Olha. Muricy, além de grande treinador, é meu amigo. Moramos próximos. Foi ele quem me deu a primeira chance, quem teve coragem de me deixar bater faltas. Mas é natural esse tipo de mudança no futebol. Ele vai seguir o ótimo trabalho dele em outro clube e depois possivelmente voltar um dia ao São Paulo. Eu estou sempre disposto a ajudar o próximo, no caso o Ricardo.

Você tem ido a alguns jogos no Morumbi incentivar os colegas, puxar o grito na boca do túnel...
Antes que você acabe a pergunta... Eu fui a todos os jogos do time no Morumbi. Estou procurando fazer o que posso para ajudar. Mas é complicado. Eu não defendo bolas com palavras. Eu ainda não posso entrar em campo...

Se você estivesse jogando, toleraria tanta reclamação pública e chiadeira de seus colegas?
Esse tipo de coisa vira notícia quando o time não ganha. Quando o time ganha, também tem reclamação, de gente que não quer ficar na reserva e tudo mais, e ninguém fica sabendo. O Souza reclamou de não ter jogado a final do Mundial, contra o Liverpool, em 2005, e ninguém deu destaque. O ambiente no São Paulo hoje não é ruim. Os jogadores do São Paulo se respeitam, convivem bem. Acredito que esse time ainda possa dar bons resultados, apesar de não ter encaixado.

O time perdeu a primeira da semifinal do Paulista para o Corinthians no finzinho. No dia seguinte, você fraturou o tornozelo. Foi aí que a derrocada começou?
Não acho. O time já não vinha encantando, apesar de alguns bons resultados na Libertadores e no Paulista, que é muito mais fraco que o Brasileiro. Foram muitos aspectos, muitas lesões. Além da minha, André, Rodrigo, Richarlyson, Renato Silva, Zé Luís... Seria muito presunçoso da minha parte atribuir o declínio da equipe à minha saída.

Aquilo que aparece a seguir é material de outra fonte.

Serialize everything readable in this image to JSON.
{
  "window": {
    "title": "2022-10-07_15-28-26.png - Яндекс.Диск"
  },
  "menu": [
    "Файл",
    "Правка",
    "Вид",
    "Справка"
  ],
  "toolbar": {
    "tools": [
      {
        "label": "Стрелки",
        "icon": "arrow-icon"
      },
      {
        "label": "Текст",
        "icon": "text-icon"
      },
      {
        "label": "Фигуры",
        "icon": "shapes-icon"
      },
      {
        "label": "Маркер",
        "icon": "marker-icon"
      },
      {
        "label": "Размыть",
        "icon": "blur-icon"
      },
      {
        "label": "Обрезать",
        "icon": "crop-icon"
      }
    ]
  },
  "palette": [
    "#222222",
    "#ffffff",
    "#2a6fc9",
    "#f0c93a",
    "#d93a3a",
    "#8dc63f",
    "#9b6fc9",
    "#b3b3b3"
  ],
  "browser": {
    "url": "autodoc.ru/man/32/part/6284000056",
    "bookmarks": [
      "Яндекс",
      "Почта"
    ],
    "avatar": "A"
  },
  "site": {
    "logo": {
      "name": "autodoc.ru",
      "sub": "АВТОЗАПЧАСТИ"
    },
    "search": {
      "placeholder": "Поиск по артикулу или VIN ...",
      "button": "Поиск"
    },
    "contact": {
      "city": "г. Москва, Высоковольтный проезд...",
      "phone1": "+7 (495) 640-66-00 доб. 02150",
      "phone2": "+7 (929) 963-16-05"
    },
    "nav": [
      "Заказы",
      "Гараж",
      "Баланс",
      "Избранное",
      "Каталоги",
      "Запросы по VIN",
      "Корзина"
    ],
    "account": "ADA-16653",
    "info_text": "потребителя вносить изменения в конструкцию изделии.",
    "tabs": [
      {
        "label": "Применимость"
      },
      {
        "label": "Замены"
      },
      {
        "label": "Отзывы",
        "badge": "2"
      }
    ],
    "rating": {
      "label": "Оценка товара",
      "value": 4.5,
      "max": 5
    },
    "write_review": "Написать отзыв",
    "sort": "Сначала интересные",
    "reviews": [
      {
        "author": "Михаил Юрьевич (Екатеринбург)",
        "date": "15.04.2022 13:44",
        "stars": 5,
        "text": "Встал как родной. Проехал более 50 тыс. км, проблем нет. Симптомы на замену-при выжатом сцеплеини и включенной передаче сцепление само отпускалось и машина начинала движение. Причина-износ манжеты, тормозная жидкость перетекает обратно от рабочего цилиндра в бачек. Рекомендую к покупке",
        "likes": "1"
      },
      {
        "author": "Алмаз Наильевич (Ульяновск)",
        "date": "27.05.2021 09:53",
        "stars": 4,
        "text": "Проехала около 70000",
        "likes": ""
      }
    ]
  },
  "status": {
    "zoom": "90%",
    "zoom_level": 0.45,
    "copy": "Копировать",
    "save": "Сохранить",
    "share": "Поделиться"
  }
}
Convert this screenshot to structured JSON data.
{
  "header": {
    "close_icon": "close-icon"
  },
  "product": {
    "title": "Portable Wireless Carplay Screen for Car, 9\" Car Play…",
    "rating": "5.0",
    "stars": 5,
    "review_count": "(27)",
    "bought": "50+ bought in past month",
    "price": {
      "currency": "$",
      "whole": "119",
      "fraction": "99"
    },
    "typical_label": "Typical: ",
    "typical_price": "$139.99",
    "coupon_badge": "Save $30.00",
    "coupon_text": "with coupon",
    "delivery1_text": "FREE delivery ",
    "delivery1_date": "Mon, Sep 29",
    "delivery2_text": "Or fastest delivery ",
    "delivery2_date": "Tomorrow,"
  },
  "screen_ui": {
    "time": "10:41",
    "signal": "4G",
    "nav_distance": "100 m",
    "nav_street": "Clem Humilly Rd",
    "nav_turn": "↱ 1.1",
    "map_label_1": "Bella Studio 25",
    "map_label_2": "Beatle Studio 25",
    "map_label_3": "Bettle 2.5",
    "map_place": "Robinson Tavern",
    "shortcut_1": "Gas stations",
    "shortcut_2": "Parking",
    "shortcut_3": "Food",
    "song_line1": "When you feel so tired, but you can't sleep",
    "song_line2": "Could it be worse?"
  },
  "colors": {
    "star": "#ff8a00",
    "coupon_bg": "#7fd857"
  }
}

O São Paulo não conseguiu formar novos líderes e nem um novo capitão na sua ausência. Por quê?
Não é verdade. Temos um capitão agora, o André (André Dias, zagueiro). Ele tem comando. Observei ele incentivando o time antes de entrar em campo. Sabe trabalhar com as palavras. O Miranda, baita jogador, apesar de tímido, também exerce liderança. E o Hernanes também é um cara que sabe puxar o time para cima.

Falando em Hernanes, dá para explicar a queda vertiginosa dele?
Olha. O time inteirou caiu. Ele é um jogador espetacular, diferenciado, mas já é mais conhecido, está sendo marcado. Vai reagir. Tem grande capacidade técnica.

Você não vai escapar de falar sobre os goleiros do São Paulo. O Denis é mesmo seu potencial sucessor?
Ele é um goleiro muito técnico. Teve ótimo trabalho de base. O São Paulo tem goleiro para dez anos. Não vai precisar contratar. Além do Denis (22 anos), o Fabiano (21) e o Leonardo (19) também estariam prontos para jogar, quando eu e o Bosco (36 e 34 anos, respectivamente) não pudermos mais.